Additional SEO Questions
Now that we’ve done some initial investigation let’s explore what groups we might have for our target market. Again, these groups are called website personas or marketing personas.
To do this, we have more questions.
Who Do You Serve?
- Are they men or women?
- Are they kids, teens, adults, or baby boomers?
- Are they consumers or businesses?
- Are they universities, enterprise-level companies, or small business?
- Are they beginners or advanced?
- Do they exist in certain departments like IT, accounting, or manufacturing?
- Do they have different positions like entry-level, manager, or c-level executive?
- Do they speak different languages?
- Do they live in different regions?
- Do they have different budgets and desired price points for goods and services?
How Might You Group Them?
- Age or gender
- Income level
- Geography
- Professional position, occupation, or department
- Industry
- Business size
- Stage in the buying cycle
- Product or service type
- Budget
- Customer status – prospect, new customer, repeat customer
Virtually every website or blog has some form of groups within their target market. No matter what industry I’ve worked in or clients I’ve helped, I can always find website personas.
Sometimes there may only be two and sometimes they might be ten. Dig in so you know exactly who you serve and how you would group them.
Website Persona Criteria
Once you have your groups defined, we want to document more about them. My personal list for documenting website personas includes:
- Name
- Description
- Drivers, goals, and/or objectives
- Frustrations, challenges and pain points
- Needs
- Decision process and criteria
- Stage of the buying cycle (awareness, consideration, decision)
- Level of search intent (navigational, informational, commercial, transactional)
- Purchase obstacles
- Marketing channels where they spend time
Don’t let any of this be intimidating. You’ll most likely know some of the answers and not others. That’s okay! Work with the information you know now, and when time allows, fill in the rest.

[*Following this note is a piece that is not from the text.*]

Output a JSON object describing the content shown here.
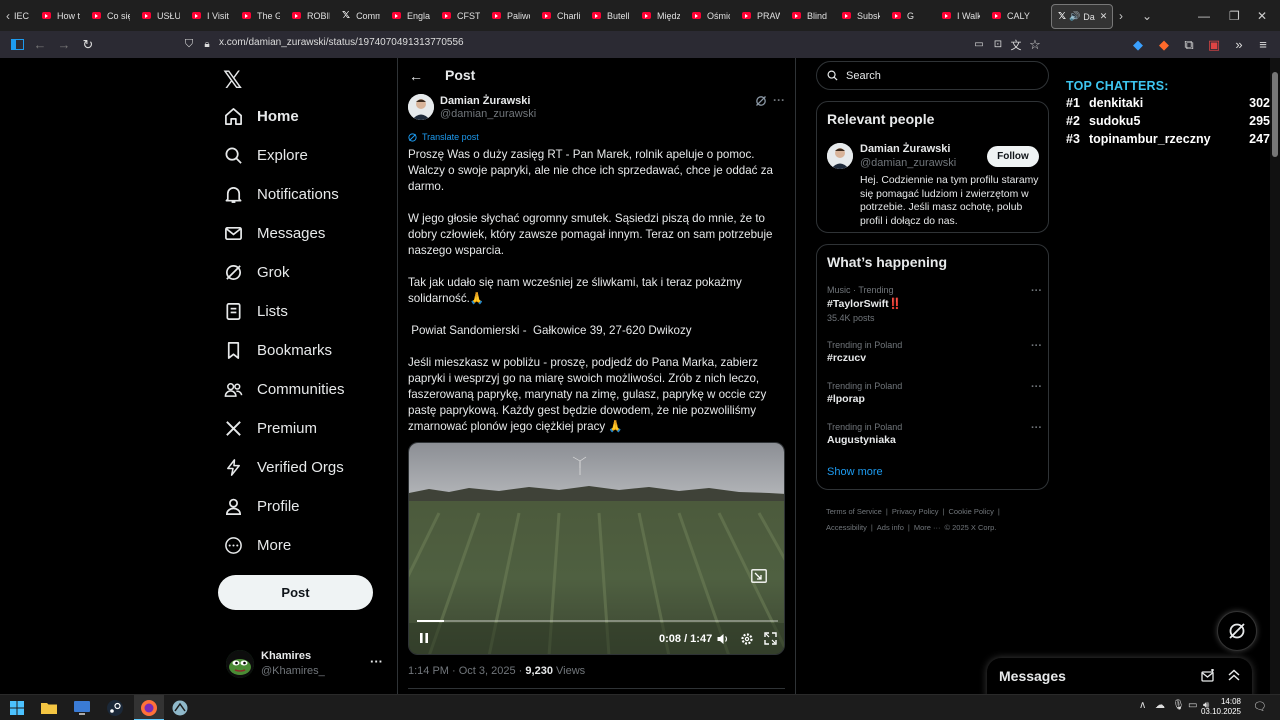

The important thing is I’m moving you from thinking about you and what you do to thinking about your target market and what they need.

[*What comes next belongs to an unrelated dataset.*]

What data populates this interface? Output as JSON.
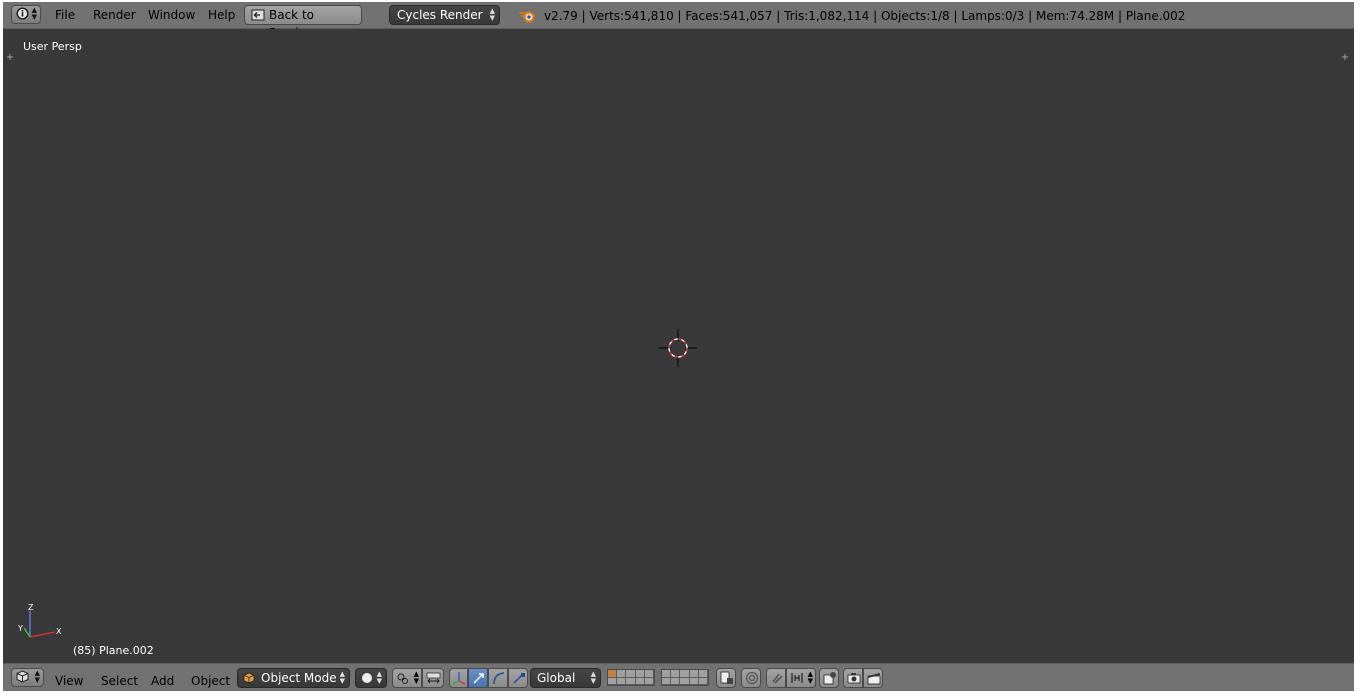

This will help you develop a keyword list that you can use for SEO purposes.
The Human Element of SEO
Throughout my training and talks, I hold one common theme that I desperately want to drive home to everyone I speak with about SEO.

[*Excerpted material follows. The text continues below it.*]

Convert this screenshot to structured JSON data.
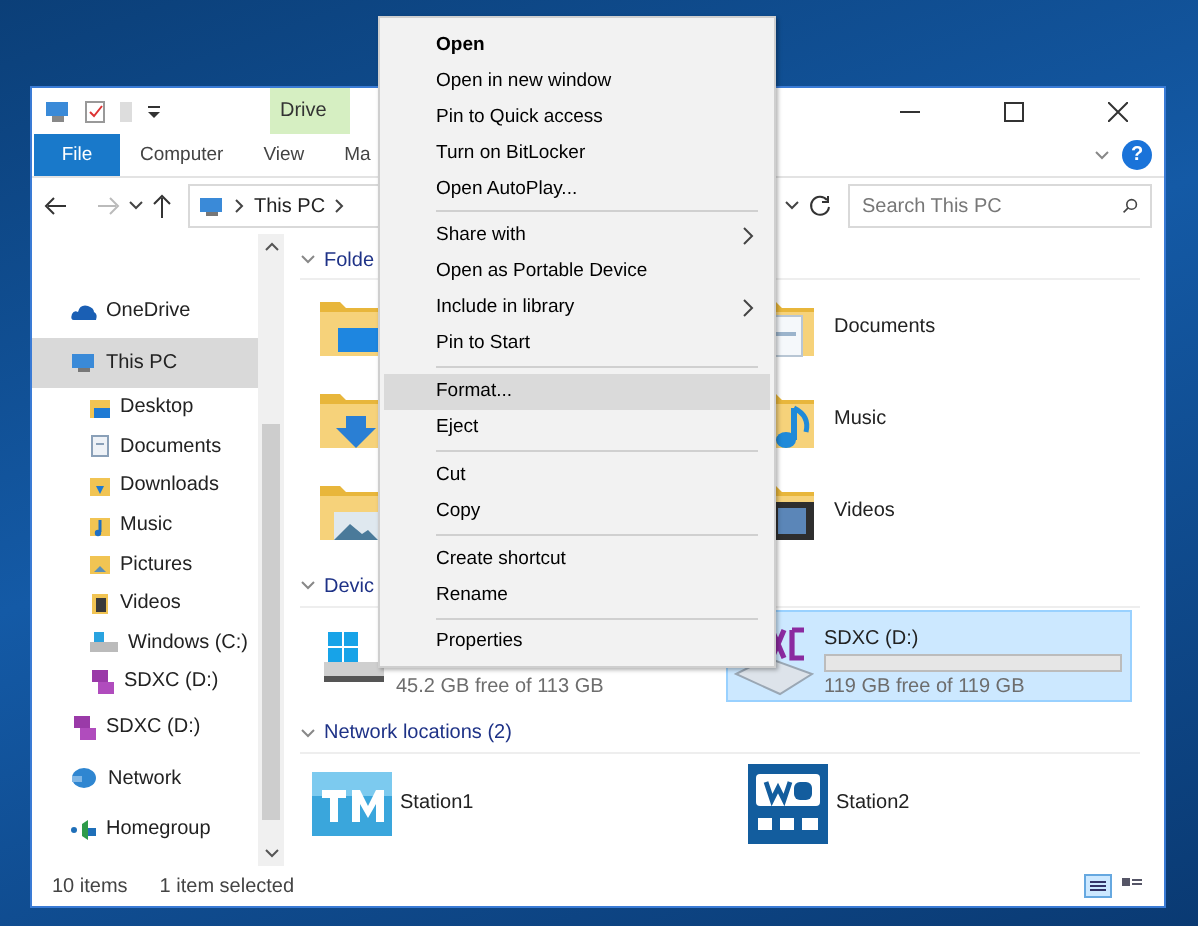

The best SEO is human-based SEO.
High performing SEO isn’t about marketing automation, easy shortcuts, WordPress plugins, or even outsourcing SEO services to a third-party consultant.
There is no easy button, software product, or expert waiting to do all of this for you.
Low-cost SEO services at $6.99 a month won’t deliver the human element and they don’t work. Software products that state they will automatically optimize content for you based on algorithms won’t work either. It’s binary code and it cannot understand your target market, how you help them, and how you are uniquely positioned to provide a solution.
The best SEO is about understanding your website visitor, connecting with them on a personal level, and helping them solve problems.
No one is in a better position to do that than you! And it makes you super powerful.
The Next Steps for Your SEO Journey
Today’s article covered a lot of ground, and I hope it has you thinking. Keep thinking!
Let your mind wander today and all this week. Think about you, who you serve, and how you help them. Think about what makes you unique and why you are the perfect answer for your target market.
Document your thoughts. Keep a running list of anything that creeps up while you allow yourself time to think and brainstorm.
In my next post, I’ll show you how to dig into website data and Google’s Search Engine Results Page (SERPs) to research possible keywords and phrases. Once we have our possible keyword universe, we’ll move onto keyword evaluation and selection. Finally, we’ll move into mapping your preferred keywords to current and future content.
SEO is a journey, not a destination. My goal is to show you the path and get you started on your journey. Together we can get you and your website ranking and bringing in the right traffic.